Initiation of endosperm proliferation and phase transition from endosperm proliferation to embryo development in Arabidopsis

In Arabidopsis and some dicots, seed development starts with an early endosperm proliferation from 1 to 4 Days After Pollination (DAP). In the second phase, the embryo grows after 4 to 5 DAP to replace the endosperm at maturity. The initial endosperm proliferation in many dicots is closely correlated with the mature seed size. SHORT HYPOCOTYL UNDER BLUE1 (SHB1) activates an array of endosperm proliferation genes such as IKU2 and MINI3 after pollination. To explore the molecular action of SHB1, we identified a few critical transcription factors that recognize an array of target loci for endosperm proliferation and recruits SHB1. Some of the transcription factors were only detected at 2 to 3 DAP but not at 4 to 5 DAP. We also isolated suppressor mutants of shb1-D larger seed phenotype.
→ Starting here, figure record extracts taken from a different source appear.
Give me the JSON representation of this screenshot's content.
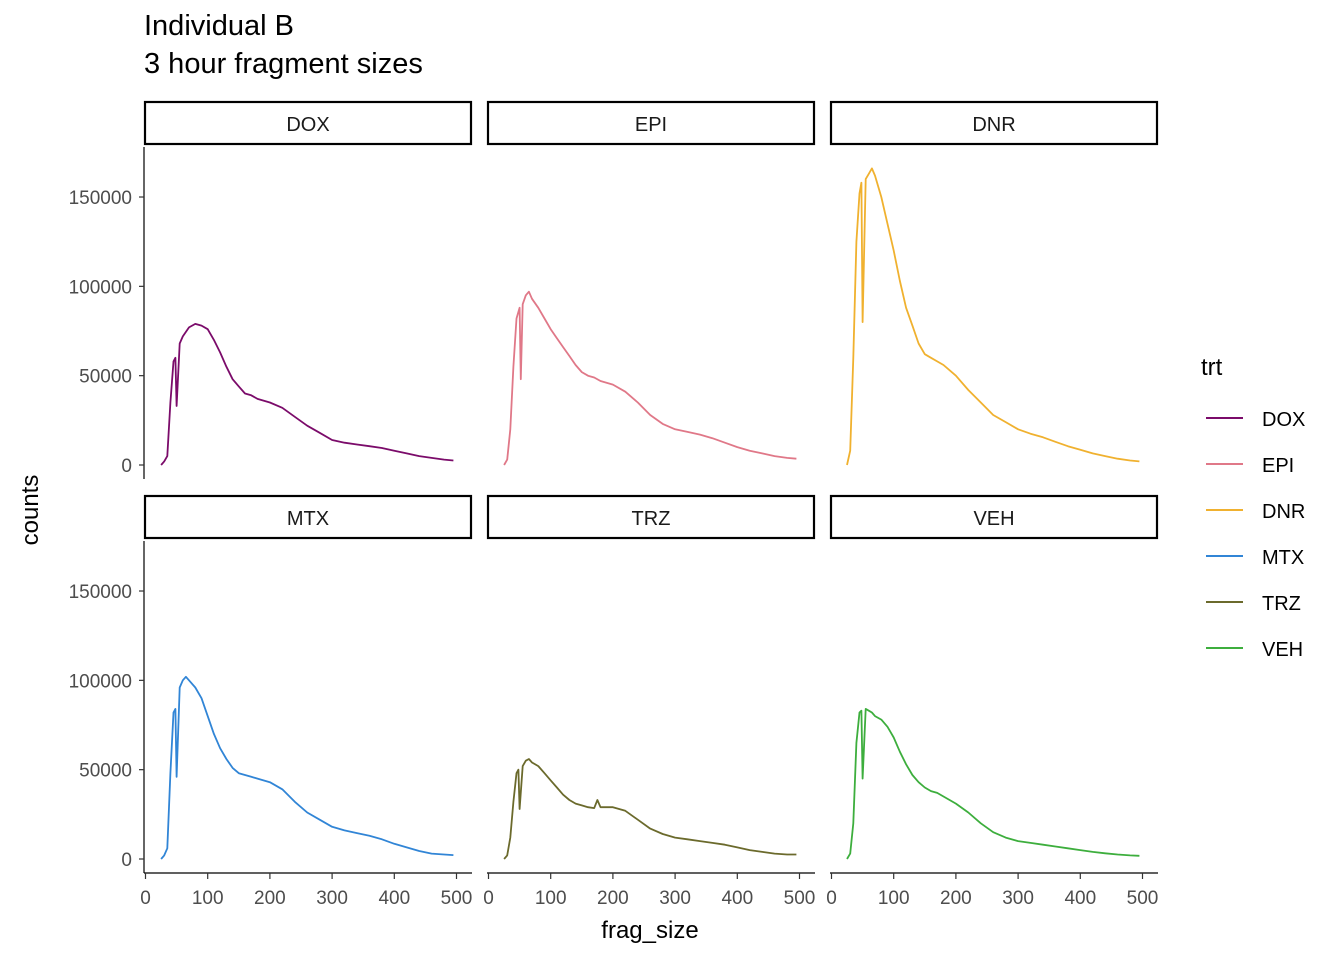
{
  "title": "Individual B",
  "subtitle": "3 hour fragment sizes",
  "legend": {
    "title": "trt",
    "items": [
      {
        "label": "DOX",
        "color": "#7B0B6A"
      },
      {
        "label": "EPI",
        "color": "#E07888"
      },
      {
        "label": "DNR",
        "color": "#F0B12F"
      },
      {
        "label": "MTX",
        "color": "#3185D6"
      },
      {
        "label": "TRZ",
        "color": "#6B6A2C"
      },
      {
        "label": "VEH",
        "color": "#3DAE3D"
      }
    ]
  },
  "chart_data": {
    "type": "line",
    "xlabel": "frag_size",
    "ylabel": "counts",
    "xlim": [
      0,
      500
    ],
    "ylim": [
      0,
      170000
    ],
    "x_ticks": [
      0,
      100,
      200,
      300,
      400,
      500
    ],
    "x_tick_labels": [
      "0",
      "100",
      "200",
      "300",
      "400",
      "500"
    ],
    "y_ticks": [
      0,
      50000,
      100000,
      150000
    ],
    "y_tick_labels": [
      "0",
      "50000",
      "100000",
      "150000"
    ],
    "grid": false,
    "legend_position": "right",
    "facets": [
      {
        "name": "DOX",
        "color": "#7B0B6A",
        "x": [
          25,
          30,
          35,
          40,
          45,
          48,
          50,
          55,
          60,
          70,
          80,
          90,
          100,
          110,
          120,
          130,
          140,
          150,
          160,
          170,
          180,
          200,
          220,
          240,
          260,
          280,
          300,
          320,
          340,
          360,
          380,
          400,
          420,
          440,
          460,
          480,
          495
        ],
        "y": [
          0,
          2000,
          5000,
          35000,
          58000,
          60000,
          33000,
          68000,
          72000,
          77000,
          79000,
          78000,
          76000,
          70000,
          63000,
          55000,
          48000,
          44000,
          40000,
          39000,
          37000,
          35000,
          32000,
          27000,
          22000,
          18000,
          14000,
          12500,
          11500,
          10500,
          9500,
          8000,
          6500,
          5000,
          4000,
          3000,
          2500
        ]
      },
      {
        "name": "EPI",
        "color": "#E07888",
        "x": [
          25,
          30,
          35,
          40,
          45,
          50,
          52,
          55,
          60,
          65,
          70,
          80,
          90,
          100,
          110,
          120,
          130,
          140,
          150,
          160,
          170,
          180,
          200,
          220,
          240,
          260,
          280,
          300,
          320,
          340,
          360,
          380,
          400,
          420,
          440,
          460,
          480,
          495
        ],
        "y": [
          0,
          3000,
          20000,
          55000,
          82000,
          88000,
          48000,
          90000,
          95000,
          97000,
          93000,
          88000,
          82000,
          76000,
          71000,
          66000,
          61000,
          56000,
          52000,
          50000,
          49000,
          47000,
          45000,
          41000,
          35000,
          28000,
          23000,
          20000,
          18500,
          17000,
          15000,
          12500,
          10000,
          8000,
          6500,
          5000,
          4000,
          3500
        ]
      },
      {
        "name": "DNR",
        "color": "#F0B12F",
        "x": [
          25,
          30,
          35,
          40,
          45,
          48,
          50,
          55,
          60,
          65,
          70,
          80,
          90,
          100,
          110,
          120,
          130,
          140,
          150,
          160,
          170,
          180,
          200,
          220,
          240,
          260,
          280,
          300,
          320,
          340,
          360,
          380,
          400,
          420,
          440,
          460,
          480,
          495
        ],
        "y": [
          0,
          8000,
          60000,
          125000,
          152000,
          158000,
          80000,
          160000,
          163000,
          166000,
          162000,
          150000,
          135000,
          120000,
          103000,
          88000,
          78000,
          68000,
          62000,
          60000,
          58000,
          56000,
          50000,
          42000,
          35000,
          28000,
          24000,
          20000,
          17500,
          15500,
          13000,
          10500,
          8500,
          6500,
          5000,
          3500,
          2500,
          2000
        ]
      },
      {
        "name": "MTX",
        "color": "#3185D6",
        "x": [
          25,
          30,
          35,
          40,
          45,
          48,
          50,
          55,
          60,
          65,
          70,
          80,
          90,
          100,
          110,
          120,
          130,
          140,
          150,
          160,
          170,
          180,
          200,
          220,
          240,
          260,
          280,
          300,
          320,
          340,
          360,
          380,
          400,
          420,
          440,
          460,
          480,
          495
        ],
        "y": [
          0,
          2000,
          6000,
          48000,
          82000,
          84000,
          46000,
          96000,
          100000,
          102000,
          100000,
          96000,
          90000,
          80000,
          70000,
          62000,
          56000,
          51000,
          48000,
          47000,
          46000,
          45000,
          43000,
          39000,
          32000,
          26000,
          22000,
          18000,
          16000,
          14500,
          13000,
          11000,
          8500,
          6500,
          4500,
          3000,
          2500,
          2200
        ]
      },
      {
        "name": "TRZ",
        "color": "#6B6A2C",
        "x": [
          25,
          30,
          35,
          40,
          45,
          48,
          50,
          55,
          60,
          65,
          70,
          80,
          90,
          100,
          110,
          120,
          130,
          140,
          150,
          160,
          170,
          175,
          180,
          200,
          220,
          240,
          260,
          280,
          300,
          320,
          340,
          360,
          380,
          400,
          420,
          440,
          460,
          480,
          495
        ],
        "y": [
          0,
          2000,
          12000,
          32000,
          48000,
          50000,
          28000,
          52000,
          55000,
          56000,
          54000,
          52000,
          48000,
          44000,
          40000,
          36000,
          33000,
          31000,
          30000,
          29000,
          28500,
          33000,
          29000,
          29000,
          27000,
          22000,
          17000,
          14000,
          12000,
          11000,
          10000,
          9000,
          8000,
          6500,
          5000,
          4000,
          3000,
          2500,
          2500
        ]
      },
      {
        "name": "VEH",
        "color": "#3DAE3D",
        "x": [
          25,
          30,
          35,
          40,
          45,
          48,
          50,
          55,
          60,
          65,
          70,
          80,
          90,
          100,
          110,
          120,
          130,
          140,
          150,
          160,
          170,
          180,
          200,
          220,
          240,
          260,
          280,
          300,
          320,
          340,
          360,
          380,
          400,
          420,
          440,
          460,
          480,
          495
        ],
        "y": [
          0,
          3000,
          20000,
          65000,
          82000,
          83000,
          45000,
          84000,
          83000,
          82000,
          80000,
          78000,
          74000,
          68000,
          60000,
          53000,
          47000,
          43000,
          40000,
          38000,
          37000,
          35000,
          31000,
          26000,
          20000,
          15000,
          12000,
          10000,
          9000,
          8000,
          7000,
          6000,
          5000,
          4000,
          3200,
          2500,
          2000,
          1800
        ]
      }
    ]
  }
}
The mutations are allelic and found in proteins such as chromatin modification enzyme. At 4 to 5 DAP, the key endosperm proliferation genes are repressed. Two MADS-box AGL proteins associate with the key endosperm proliferation loci and recruit the FIS-PRC2 repressive complex. AGL9 and AGL15 only accumulate toward the end of endosperm proliferation at 4 to 5 DAP and promote the deposition of H3K27me3 marks at the key genomic loci. Knockouts of AGL9 and AGL15 or overexpression of AGL9 or AGL15 significantly influence endosperm proliferation and cellularization. Other key endosperm proliferation loci repressed by the FIS-PRC2 complex are also revealed through RNA-seq and CUT&Tag analysis. In contrast, seeds of some angiosperms such as cereals have persistent endosperm development. A directional increase in relative embryo to endosperm ratio is an evolutionary trend within the angiosperms. The cereal seeds are filled almost entirely by endosperm. IKU2, the key Arabidopsis regulator of early endosperm proliferation, is also conserved in monocots such as Brachypodium and rice. In contrast to Arabidopsis IKU2, the Brachypodium and rice IKU2 loci sustain a continuous expression and are devoid of H3K27me3 marks. A conserved IKU2 function but a divergent epigenetic regulation of IKU2 expression may contribute to the development of two vastly different seed ontogenies.